Rebecca inherited some code that’s responsible for gathering statistical data from network interface. It was originally written a decade ago by one of those developers who wanted to make certain their influence was felt long after they left the company.
The code was supposed to write to one of two log files: a “quick log”, with 2-second resolution (but only for the last minute’s data), and a “full log”, with 1-minute resolution.
Unfortunately, it would often fail to do anything with the full log. Frustrated that this code- which had lived in a shipping product for over a decade- was so unreliable, Rebecca dug in to see what the problem was.
#define FULL_SAMPLE_DELAY 60
void dostats(FILE *quicklog, FILE* mainlog) {
//[code omitted for brevity]
while(!done) {
sleep(2);
if(!(times.now.t.tv_sec % FULL_SAMPLE_DELAY)) {
// main samples
stats.save(mainlog, times);
}
else {
// quick samples
quickstats.summarise(quicklog, quickstats_top_n);
}
}
}
Rebecca’s predecessor had the good sense to use sleep()
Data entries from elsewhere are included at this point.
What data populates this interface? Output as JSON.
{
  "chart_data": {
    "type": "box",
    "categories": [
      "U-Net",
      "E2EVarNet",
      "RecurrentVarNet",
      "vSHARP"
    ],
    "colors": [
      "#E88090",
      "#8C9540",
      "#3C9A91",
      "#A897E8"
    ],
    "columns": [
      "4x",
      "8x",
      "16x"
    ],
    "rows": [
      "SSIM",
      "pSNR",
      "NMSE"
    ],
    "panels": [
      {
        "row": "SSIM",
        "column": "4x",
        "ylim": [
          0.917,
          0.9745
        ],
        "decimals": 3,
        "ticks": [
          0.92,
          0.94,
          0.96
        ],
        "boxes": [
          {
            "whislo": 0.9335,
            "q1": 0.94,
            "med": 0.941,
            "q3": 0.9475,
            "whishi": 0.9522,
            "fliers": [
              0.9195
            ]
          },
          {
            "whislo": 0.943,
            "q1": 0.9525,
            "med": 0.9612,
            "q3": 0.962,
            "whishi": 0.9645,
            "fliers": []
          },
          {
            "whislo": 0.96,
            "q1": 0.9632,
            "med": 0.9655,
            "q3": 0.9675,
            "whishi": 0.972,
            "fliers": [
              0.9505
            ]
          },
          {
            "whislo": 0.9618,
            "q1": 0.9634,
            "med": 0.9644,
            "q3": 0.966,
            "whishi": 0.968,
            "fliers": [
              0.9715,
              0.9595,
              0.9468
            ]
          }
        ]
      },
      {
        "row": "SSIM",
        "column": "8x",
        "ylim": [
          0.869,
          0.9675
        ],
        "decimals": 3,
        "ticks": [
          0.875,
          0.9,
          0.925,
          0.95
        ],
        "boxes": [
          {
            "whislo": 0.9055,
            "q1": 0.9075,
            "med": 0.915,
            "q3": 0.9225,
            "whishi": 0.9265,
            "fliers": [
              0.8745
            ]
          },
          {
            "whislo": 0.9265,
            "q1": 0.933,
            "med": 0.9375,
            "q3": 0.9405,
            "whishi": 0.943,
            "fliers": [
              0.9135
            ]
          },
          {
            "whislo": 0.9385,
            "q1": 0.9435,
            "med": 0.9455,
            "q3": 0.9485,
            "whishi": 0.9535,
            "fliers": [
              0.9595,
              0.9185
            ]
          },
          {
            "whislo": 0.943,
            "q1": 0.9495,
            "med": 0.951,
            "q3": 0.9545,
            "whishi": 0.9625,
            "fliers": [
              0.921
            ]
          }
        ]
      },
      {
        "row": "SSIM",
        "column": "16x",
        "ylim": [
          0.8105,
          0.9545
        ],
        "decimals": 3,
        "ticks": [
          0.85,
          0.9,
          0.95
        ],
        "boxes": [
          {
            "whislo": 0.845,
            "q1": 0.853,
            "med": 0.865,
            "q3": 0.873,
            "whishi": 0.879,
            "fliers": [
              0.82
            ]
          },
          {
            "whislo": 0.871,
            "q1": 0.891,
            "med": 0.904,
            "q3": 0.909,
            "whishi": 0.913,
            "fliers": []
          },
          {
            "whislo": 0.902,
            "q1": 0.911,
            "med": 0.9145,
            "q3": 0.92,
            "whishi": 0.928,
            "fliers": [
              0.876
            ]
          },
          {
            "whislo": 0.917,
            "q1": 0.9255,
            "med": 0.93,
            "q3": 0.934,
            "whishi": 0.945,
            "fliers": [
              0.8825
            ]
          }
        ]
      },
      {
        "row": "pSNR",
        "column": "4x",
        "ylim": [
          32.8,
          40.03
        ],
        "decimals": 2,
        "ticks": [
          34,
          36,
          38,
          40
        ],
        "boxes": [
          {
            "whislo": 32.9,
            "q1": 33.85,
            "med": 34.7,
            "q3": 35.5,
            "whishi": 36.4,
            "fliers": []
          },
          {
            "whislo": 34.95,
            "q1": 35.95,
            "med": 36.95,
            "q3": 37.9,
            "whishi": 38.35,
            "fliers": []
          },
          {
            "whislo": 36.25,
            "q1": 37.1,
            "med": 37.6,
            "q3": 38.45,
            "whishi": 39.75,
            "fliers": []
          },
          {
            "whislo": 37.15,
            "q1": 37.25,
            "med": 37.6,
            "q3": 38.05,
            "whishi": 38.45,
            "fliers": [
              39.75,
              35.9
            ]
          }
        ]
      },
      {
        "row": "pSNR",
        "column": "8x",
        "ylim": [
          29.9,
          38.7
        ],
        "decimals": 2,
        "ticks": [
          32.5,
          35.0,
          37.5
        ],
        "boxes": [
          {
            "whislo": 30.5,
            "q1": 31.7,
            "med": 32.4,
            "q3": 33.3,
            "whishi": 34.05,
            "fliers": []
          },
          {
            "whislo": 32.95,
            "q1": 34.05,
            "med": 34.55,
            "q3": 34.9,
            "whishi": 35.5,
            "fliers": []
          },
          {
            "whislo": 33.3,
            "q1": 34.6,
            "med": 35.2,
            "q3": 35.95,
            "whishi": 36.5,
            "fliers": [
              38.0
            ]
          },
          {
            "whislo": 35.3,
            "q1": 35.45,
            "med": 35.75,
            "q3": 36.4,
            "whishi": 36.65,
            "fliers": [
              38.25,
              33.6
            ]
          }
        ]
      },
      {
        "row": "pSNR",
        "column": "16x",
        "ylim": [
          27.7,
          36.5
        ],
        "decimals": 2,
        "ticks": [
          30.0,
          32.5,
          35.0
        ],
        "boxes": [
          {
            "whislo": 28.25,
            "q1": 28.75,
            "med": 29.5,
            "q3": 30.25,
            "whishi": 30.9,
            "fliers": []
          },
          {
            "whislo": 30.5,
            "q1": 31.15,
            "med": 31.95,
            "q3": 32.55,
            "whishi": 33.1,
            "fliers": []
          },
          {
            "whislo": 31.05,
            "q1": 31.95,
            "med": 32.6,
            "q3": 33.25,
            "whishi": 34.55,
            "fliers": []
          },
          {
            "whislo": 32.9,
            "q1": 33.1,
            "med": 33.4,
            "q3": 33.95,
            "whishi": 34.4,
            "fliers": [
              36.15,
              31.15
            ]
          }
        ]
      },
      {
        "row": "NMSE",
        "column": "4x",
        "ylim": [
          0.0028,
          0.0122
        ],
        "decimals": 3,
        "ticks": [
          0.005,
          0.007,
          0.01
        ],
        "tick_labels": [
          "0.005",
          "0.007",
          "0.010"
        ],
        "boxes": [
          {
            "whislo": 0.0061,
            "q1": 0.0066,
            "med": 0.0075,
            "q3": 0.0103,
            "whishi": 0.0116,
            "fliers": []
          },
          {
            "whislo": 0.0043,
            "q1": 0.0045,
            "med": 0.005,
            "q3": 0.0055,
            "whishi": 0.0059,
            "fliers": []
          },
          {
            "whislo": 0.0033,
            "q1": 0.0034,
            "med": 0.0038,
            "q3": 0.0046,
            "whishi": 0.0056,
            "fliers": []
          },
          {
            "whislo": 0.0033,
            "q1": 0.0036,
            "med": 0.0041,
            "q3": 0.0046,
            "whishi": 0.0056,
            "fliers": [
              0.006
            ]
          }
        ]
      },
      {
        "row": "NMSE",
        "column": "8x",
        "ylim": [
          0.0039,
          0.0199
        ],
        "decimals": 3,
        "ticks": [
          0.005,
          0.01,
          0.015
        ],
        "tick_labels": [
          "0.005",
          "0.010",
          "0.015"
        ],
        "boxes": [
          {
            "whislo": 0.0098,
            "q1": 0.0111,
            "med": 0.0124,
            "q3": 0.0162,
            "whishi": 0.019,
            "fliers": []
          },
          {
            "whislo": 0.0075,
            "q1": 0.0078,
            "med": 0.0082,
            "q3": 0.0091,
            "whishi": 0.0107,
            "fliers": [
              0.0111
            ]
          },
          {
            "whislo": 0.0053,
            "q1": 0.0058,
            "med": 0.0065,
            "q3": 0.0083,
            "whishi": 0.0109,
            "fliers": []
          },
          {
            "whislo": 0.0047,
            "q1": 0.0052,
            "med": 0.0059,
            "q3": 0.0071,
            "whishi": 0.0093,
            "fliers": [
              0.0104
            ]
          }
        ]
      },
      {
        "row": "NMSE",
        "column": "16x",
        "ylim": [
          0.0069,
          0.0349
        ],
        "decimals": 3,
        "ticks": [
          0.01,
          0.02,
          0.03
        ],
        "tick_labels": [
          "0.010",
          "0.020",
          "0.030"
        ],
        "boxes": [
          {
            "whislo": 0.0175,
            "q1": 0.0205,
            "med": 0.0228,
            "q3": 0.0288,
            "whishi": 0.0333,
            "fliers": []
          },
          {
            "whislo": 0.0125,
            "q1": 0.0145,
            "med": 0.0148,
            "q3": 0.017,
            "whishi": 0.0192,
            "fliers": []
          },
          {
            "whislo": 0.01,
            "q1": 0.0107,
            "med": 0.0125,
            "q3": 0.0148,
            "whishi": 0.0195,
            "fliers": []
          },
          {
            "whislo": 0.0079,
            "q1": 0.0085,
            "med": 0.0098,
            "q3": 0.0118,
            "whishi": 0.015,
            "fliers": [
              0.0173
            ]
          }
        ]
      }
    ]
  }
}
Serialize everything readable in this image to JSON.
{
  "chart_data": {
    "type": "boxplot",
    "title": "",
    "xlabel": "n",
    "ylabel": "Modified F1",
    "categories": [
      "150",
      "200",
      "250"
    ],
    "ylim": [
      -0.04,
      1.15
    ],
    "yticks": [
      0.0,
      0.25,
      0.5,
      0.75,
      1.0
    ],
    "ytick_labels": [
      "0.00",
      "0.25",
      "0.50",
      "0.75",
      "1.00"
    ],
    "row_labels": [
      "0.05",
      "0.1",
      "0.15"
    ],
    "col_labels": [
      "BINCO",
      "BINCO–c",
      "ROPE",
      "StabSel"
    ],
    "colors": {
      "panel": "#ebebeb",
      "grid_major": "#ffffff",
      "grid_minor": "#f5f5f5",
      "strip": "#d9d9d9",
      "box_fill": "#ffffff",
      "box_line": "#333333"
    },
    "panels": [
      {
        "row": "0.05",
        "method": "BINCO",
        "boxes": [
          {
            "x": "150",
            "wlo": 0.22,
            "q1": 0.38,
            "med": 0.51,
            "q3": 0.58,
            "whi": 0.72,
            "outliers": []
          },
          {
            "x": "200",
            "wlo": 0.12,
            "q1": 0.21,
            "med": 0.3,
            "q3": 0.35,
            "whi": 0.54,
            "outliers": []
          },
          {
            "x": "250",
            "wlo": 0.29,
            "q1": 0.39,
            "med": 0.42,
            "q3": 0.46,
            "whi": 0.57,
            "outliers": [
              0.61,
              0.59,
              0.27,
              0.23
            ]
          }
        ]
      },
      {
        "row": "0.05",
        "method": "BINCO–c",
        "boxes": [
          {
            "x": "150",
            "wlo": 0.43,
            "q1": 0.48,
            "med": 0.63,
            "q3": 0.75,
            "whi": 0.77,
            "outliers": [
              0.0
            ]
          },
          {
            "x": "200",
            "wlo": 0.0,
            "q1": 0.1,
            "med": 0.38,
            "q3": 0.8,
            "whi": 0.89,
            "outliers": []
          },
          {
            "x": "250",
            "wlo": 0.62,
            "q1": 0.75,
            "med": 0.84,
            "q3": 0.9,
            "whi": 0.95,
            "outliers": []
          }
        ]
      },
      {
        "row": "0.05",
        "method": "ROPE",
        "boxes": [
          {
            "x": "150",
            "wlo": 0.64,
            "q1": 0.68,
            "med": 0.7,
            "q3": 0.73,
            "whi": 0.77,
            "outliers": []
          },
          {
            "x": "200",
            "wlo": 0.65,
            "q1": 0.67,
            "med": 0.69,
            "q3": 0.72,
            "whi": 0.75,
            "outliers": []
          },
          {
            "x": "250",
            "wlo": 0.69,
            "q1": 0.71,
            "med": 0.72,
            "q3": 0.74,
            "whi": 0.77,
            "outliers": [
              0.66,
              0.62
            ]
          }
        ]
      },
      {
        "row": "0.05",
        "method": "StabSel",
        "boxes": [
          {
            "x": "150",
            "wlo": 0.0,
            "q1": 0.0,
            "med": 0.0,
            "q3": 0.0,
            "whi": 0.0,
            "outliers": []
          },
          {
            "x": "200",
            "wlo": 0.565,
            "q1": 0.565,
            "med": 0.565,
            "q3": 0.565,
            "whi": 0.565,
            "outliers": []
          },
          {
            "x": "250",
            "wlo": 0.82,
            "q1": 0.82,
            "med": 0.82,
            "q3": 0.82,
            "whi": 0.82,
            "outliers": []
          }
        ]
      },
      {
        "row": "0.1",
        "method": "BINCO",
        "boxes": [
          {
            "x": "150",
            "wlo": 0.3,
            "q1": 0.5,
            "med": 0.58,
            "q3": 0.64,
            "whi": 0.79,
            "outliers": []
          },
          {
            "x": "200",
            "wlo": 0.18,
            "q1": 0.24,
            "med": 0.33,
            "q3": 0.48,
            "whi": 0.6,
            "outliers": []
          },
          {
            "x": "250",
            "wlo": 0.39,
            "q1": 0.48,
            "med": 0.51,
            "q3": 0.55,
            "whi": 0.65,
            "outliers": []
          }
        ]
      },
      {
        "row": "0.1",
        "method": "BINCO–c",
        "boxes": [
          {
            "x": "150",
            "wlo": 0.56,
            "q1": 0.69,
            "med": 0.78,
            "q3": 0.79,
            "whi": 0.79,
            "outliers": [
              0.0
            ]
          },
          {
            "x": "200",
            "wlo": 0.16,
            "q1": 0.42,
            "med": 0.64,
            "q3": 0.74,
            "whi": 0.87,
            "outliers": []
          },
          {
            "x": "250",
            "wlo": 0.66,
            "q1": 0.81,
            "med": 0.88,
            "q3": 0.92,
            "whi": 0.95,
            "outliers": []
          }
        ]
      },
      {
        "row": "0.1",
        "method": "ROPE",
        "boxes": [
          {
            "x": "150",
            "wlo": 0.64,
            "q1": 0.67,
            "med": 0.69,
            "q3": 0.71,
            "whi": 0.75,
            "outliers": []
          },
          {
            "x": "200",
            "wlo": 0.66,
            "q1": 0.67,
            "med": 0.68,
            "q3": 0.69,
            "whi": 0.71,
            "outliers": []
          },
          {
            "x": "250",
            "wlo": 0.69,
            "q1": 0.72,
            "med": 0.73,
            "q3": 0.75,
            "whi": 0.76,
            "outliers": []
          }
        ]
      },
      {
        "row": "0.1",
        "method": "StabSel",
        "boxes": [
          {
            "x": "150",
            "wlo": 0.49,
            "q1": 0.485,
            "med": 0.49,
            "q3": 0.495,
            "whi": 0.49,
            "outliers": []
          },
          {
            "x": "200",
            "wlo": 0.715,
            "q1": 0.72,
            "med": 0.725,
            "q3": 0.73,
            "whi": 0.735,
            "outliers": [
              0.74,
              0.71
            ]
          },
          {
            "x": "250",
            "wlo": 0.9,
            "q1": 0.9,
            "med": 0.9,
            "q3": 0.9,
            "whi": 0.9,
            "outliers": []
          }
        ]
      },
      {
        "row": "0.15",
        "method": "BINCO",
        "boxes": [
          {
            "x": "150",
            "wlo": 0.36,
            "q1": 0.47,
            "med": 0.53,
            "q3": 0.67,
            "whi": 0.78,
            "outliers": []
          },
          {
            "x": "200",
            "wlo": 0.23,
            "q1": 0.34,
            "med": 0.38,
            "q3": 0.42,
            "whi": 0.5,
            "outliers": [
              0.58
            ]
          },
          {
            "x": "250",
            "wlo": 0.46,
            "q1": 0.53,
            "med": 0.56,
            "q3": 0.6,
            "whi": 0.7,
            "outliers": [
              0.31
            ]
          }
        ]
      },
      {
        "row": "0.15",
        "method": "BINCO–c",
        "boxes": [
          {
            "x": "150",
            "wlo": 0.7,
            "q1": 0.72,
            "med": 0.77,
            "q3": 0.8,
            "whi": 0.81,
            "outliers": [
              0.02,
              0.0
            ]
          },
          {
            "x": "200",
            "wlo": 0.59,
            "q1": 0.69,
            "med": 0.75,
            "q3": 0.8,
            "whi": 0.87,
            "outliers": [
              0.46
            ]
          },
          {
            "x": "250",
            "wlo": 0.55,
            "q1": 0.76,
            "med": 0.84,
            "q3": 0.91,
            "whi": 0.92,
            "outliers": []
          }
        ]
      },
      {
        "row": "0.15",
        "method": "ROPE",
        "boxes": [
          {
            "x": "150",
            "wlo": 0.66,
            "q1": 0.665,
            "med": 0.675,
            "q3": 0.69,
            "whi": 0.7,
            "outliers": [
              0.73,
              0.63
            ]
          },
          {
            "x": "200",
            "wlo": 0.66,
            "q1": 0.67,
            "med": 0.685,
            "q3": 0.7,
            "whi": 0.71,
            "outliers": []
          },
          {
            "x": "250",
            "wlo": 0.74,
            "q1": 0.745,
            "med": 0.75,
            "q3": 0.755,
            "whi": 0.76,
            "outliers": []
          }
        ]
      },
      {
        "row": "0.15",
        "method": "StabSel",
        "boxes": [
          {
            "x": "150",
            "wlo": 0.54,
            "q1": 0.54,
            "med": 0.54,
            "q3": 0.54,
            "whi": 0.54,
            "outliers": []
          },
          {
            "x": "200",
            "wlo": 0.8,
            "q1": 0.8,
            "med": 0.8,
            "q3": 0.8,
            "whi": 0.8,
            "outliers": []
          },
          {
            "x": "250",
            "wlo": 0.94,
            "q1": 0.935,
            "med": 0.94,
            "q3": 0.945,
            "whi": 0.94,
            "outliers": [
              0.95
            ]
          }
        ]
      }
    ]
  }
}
to keep the loop from spinning the CPU, but made one major error: he assumed that calling quickstats.summarise
took no time
. Even if the loop started at exactly the right time, the amount of time spent executing quickstats.summarise
guaranteed that eventually, the current time wouldn’t line up with an even minute, and the full log would become unreliable.